Sadly, I stopped reading the magazine quite a while ago.
The Berzerkely project was the last thing I found really interesting.
The focus seemed to shift away from buying old, cheap cars and making them go faster for as little cash outlay as possible to buying a new mini and bolting off-the-shelf stuff to it.
I liked GRM because every other car magazine except one seemed to praise the free products from their advertisers rather than do any real-world testing.
I can see the staff at Chevy Craft bolt air suspension to a camaro and claim it handles better because the advertisers paid them to say that or I can watch GRM do a real-world, unbiased comparison.
Unfortunately, GRM seems to have left the 60's ,70's and 80's cars to the biased magazines (unless it's a british car, then CM can play with it) and focused on the newer stuff.
Anything with a computer in it is of no interest to me and I'm not the only one.
How about an article on how to rebuild a junkyard carb, how to upgrade the handling on your second-gen F-body with cheap / free junkyard parts.
The "Cars and Crafts", "Chevy craft" and "slow Fords" magazines cant do articles like that because it's easier and makes more money for them to simply show how to order the stuff from Summit and Jegs.

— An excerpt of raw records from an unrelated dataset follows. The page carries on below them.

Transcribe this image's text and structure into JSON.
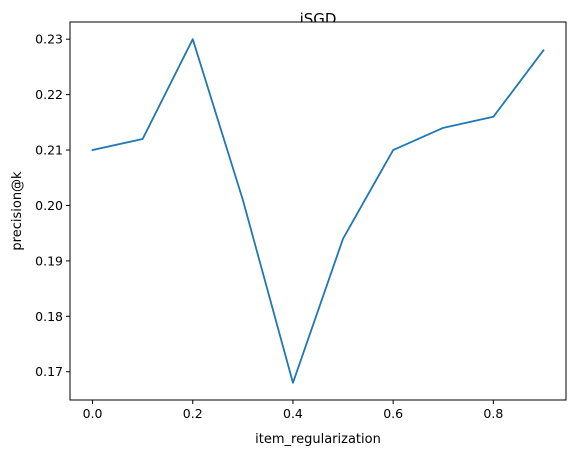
{
  "chart_data": {
    "type": "line",
    "title": "iSGD",
    "xlabel": "item_regularization",
    "ylabel": "precision@k",
    "xlim": [
      -0.045,
      0.945
    ],
    "ylim": [
      0.1649,
      0.2331
    ],
    "xticks": [
      0.0,
      0.2,
      0.4,
      0.6,
      0.8
    ],
    "xtick_labels": [
      "0.0",
      "0.2",
      "0.4",
      "0.6",
      "0.8"
    ],
    "yticks": [
      0.17,
      0.18,
      0.19,
      0.2,
      0.21,
      0.22,
      0.23
    ],
    "ytick_labels": [
      "0.17",
      "0.18",
      "0.19",
      "0.20",
      "0.21",
      "0.22",
      "0.23"
    ],
    "grid": false,
    "series": [
      {
        "color": "#1f77b4",
        "x": [
          0.0,
          0.1,
          0.2,
          0.3,
          0.4,
          0.5,
          0.6,
          0.7,
          0.8,
          0.9
        ],
        "y": [
          0.21,
          0.212,
          0.23,
          0.201,
          0.168,
          0.194,
          0.21,
          0.214,
          0.216,
          0.228
        ]
      }
    ]
  }
}
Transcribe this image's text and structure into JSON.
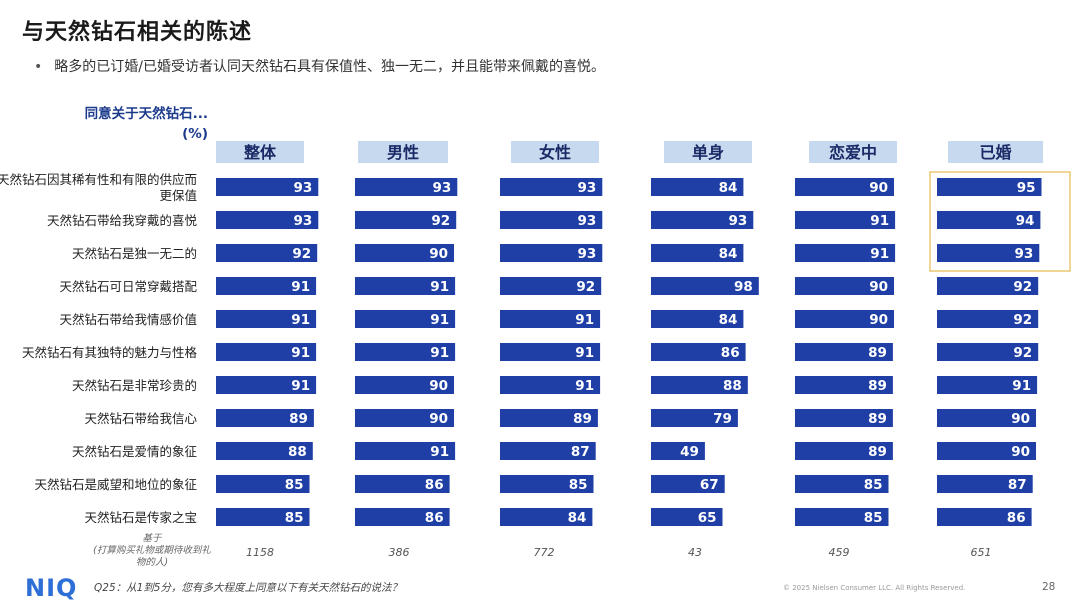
{
  "header": {
    "title": "与天然钻石相关的陈述",
    "subtitle": "略多的已订婚/已婚受访者认同天然钻石具有保值性、独一无二，并且能带来佩戴的喜悦。"
  },
  "axis_head_line1": "同意关于天然钻石...",
  "axis_head_line2": "(%)",
  "base_label_line1": "基于",
  "base_label_line2": "(打算购买礼物或期待收到礼",
  "base_label_line3": "物的人)",
  "footer": {
    "logo": "NIQ",
    "question": "Q25：从1到5分，您有多大程度上同意以下有关天然钻石的说法？",
    "copyright": "© 2025 Nielsen Consumer LLC. All Rights Reserved.",
    "page": "28"
  },
  "colors": {
    "bar": "#1f3fa6",
    "header_box": "#c7d9ee",
    "highlight": "#e8c870",
    "head_text": "#1b3a8c"
  },
  "chart_data": {
    "type": "bar",
    "orientation": "horizontal",
    "title": "与天然钻石相关的陈述",
    "xlabel": "同意关于天然钻石... (%)",
    "ylabel": "",
    "xlim": [
      0,
      100
    ],
    "categories": [
      "天然钻石因其稀有性和有限的供应而更保值",
      "天然钻石带给我穿戴的喜悦",
      "天然钻石是独一无二的",
      "天然钻石可日常穿戴搭配",
      "天然钻石带给我情感价值",
      "天然钻石有其独特的魅力与性格",
      "天然钻石是非常珍贵的",
      "天然钻石带给我信心",
      "天然钻石是爱情的象征",
      "天然钻石是威望和地位的象征",
      "天然钻石是传家之宝"
    ],
    "series": [
      {
        "name": "整体",
        "base": "1158",
        "values": [
          93,
          93,
          92,
          91,
          91,
          91,
          91,
          89,
          88,
          85,
          85
        ]
      },
      {
        "name": "男性",
        "base": "386",
        "values": [
          93,
          92,
          90,
          91,
          91,
          91,
          90,
          90,
          91,
          86,
          86
        ]
      },
      {
        "name": "女性",
        "base": "772",
        "values": [
          93,
          93,
          93,
          92,
          91,
          91,
          91,
          89,
          87,
          85,
          84
        ]
      },
      {
        "name": "单身",
        "base": "43",
        "values": [
          84,
          93,
          84,
          98,
          84,
          86,
          88,
          79,
          49,
          67,
          65
        ]
      },
      {
        "name": "恋爱中",
        "base": "459",
        "values": [
          90,
          91,
          91,
          90,
          90,
          89,
          89,
          89,
          89,
          85,
          85
        ]
      },
      {
        "name": "已婚",
        "base": "651",
        "values": [
          95,
          94,
          93,
          92,
          92,
          92,
          91,
          90,
          90,
          87,
          86
        ]
      }
    ],
    "highlight": {
      "series": "已婚",
      "rows": [
        0,
        1,
        2
      ]
    }
  }
}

I've dropped my subscription to Rod & Custom and Hemmings Muscle Machines because all they are is advertising. Hot Rod won't be getting renewed, at $20.00 for three years, I'm being overcharged. Motor Trend Classic this month had awesome articles and I don't mind paying the nearly $20.00 price for it UNTIL I found the the bloody Harbor Freight ad!!!.
The Rodders Journal and Motor Trend Classic are about the only thing I bother with anymore.
You guys at GRM have the HUGE advantage of being about the only unbiased car magazine out there, keep it up and expand the focus a bit, you might win some more customers and subscribers.
I loved the magazine 5 years ago but there is more in the grassroots racing world than 10 year old Honda Civics, BMW's, Miatas and MINIS.